I promise that I will avoid cutting someone's hair, and they refuse, the promise is still in play, and they cannot change that.

Is this a different concept entirely? An oath, or somesuch?

Alexander R Pruss said...

I don't think the difference has to do with positive/negative. Simply by making a promise, I do not automatically generate for myself permission to do something I don't otherwise have permission to do. But if I promise you something I don't need your permission to do, such as to say good things about you behind your back (I can permissibly do that if you forbid it, though it might be ill-mannered depending on the circumstances), then I don't need to wait for your permission or acceptance. And, as it happens, typically negative actions do not require permission. But sometimes they do, and in that case I need the permission. So it's not a qusetion of positive vs. negative.

Maybe the way to understand the promise to cut your hair is as a conditional promise: I will cut your hair if you agree. In this case, agreement is needed (though not acceptance? can you not accept and not reject the promise, but agree to have your hair cut, just to please me?)

Anonymous said...

I think it's pretty cool that one can get such fairly specific answers to difficult normative questions simply out of relativity theory.

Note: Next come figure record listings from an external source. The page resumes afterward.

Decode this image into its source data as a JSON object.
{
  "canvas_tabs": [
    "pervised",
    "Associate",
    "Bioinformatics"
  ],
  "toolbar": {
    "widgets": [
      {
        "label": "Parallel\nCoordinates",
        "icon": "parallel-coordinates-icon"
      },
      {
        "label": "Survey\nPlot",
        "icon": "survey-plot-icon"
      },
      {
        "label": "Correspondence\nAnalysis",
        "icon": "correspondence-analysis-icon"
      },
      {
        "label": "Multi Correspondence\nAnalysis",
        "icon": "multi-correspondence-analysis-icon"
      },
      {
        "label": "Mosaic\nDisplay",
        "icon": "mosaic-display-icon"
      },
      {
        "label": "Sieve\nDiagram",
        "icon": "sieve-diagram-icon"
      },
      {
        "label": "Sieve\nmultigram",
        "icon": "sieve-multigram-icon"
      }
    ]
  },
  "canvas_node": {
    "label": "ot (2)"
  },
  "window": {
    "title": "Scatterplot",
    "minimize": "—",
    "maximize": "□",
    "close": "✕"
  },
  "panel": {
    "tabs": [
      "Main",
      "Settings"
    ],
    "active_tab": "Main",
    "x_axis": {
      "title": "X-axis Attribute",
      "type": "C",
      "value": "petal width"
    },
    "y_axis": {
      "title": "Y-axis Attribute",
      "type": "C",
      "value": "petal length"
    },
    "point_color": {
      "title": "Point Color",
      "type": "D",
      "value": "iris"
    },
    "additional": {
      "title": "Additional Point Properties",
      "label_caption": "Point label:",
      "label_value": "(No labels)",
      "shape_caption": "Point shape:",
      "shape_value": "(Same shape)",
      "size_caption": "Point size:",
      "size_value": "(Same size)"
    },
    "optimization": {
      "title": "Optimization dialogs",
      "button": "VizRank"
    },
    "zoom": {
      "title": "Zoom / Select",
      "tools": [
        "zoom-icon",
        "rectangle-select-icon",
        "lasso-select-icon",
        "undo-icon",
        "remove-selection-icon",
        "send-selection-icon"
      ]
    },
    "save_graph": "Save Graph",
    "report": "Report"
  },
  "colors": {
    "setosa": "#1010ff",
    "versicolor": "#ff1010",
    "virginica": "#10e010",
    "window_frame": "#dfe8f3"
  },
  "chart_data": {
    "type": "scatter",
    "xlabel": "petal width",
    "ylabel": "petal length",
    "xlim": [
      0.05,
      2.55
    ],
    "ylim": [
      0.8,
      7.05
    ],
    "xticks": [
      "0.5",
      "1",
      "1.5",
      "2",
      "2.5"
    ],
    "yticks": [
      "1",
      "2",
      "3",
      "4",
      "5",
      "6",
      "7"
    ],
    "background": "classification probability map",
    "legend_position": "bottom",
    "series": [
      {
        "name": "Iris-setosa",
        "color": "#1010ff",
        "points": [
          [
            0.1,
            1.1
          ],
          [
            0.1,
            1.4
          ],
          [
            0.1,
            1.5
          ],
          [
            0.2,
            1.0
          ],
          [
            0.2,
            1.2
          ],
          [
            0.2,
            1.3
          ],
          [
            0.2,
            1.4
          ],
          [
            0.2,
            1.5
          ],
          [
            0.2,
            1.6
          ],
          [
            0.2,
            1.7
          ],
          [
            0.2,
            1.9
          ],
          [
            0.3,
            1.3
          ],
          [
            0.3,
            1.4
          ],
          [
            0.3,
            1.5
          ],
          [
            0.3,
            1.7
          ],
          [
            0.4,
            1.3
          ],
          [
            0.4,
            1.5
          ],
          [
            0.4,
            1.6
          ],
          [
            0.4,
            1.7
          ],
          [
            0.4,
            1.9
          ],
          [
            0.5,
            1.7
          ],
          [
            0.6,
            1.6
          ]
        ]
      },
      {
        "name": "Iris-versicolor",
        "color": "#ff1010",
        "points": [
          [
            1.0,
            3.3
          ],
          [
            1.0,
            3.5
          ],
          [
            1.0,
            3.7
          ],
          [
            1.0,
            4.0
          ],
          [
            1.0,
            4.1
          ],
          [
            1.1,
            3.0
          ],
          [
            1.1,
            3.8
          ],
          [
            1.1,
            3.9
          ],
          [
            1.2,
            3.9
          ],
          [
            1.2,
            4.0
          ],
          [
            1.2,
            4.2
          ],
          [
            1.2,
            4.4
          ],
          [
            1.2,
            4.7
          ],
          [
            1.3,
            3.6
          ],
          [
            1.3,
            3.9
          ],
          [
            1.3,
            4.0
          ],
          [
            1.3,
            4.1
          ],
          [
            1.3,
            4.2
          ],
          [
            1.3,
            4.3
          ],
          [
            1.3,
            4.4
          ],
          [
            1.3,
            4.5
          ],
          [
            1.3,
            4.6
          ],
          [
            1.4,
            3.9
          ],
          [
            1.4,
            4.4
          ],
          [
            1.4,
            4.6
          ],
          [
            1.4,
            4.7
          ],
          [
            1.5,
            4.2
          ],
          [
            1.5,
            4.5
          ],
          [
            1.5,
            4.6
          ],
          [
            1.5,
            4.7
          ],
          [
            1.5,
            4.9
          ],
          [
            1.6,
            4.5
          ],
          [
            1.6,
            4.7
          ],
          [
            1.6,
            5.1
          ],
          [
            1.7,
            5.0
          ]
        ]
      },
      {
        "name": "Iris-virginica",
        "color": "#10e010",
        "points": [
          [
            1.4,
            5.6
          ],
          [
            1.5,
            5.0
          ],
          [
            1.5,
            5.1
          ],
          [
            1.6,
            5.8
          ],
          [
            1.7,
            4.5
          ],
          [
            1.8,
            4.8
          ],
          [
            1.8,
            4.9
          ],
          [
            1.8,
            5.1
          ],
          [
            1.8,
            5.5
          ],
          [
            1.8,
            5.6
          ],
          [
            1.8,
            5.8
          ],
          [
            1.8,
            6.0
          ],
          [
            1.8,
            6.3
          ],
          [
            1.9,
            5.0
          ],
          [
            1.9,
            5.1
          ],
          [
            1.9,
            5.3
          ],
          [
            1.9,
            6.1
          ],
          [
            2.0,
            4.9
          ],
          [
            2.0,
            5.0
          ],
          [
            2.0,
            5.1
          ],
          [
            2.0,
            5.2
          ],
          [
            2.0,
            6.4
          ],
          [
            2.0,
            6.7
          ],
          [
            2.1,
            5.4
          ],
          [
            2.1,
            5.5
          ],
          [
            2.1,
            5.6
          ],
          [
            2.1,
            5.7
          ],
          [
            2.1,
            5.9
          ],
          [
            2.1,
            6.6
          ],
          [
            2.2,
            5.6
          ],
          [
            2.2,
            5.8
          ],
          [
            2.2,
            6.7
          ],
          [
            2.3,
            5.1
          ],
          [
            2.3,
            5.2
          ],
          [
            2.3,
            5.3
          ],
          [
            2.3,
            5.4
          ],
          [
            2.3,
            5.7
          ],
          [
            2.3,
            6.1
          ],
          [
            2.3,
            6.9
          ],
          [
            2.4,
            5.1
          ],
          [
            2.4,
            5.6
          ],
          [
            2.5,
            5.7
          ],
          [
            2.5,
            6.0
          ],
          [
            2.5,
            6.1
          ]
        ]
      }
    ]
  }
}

But how do you distinguish your concept of "invariance" from some collection of more basic common sense moral intuitions, e.g. that you are held (morally) accountable by your own knowledge rather than by someone else's (in the case of making a promise to someone far away)? Or that acting on assumptions of immorality (e.g. when you don't know someone far away has released you from a promise) is still immoral?

So I think that common sense reductions can be plausibly given in each instance, and that these reductions are known by us before we know relativity theory. So it is not clear to me what non-complicating positive theoretical work the relativity theory business does, which hasn't already been done through common sense. This isn't to say that the analysis is uninteresting or somehow incorrect, just that it does not help with moral knowledge.

Sardonicus said...

So it is not clear to me what non-complicating positive theoretical work the relativity theory business does, which hasn't already been done through common sense. This isn't to say that the analysis is uninteresting or somehow incorrect, just that it does not help with moral knowledge.

I suppose the question is, could one then take relativity theory, given that it gives the same answers as common sense in the more simple questions, then be applied to more difficult situations when common sense would itself be more difficult to apply?

Mr Veale said...

I hope this isn't to far off track, but do you have or know of nay replies to Adolf Grunbaums "Poverty of Theistic Cosmology"?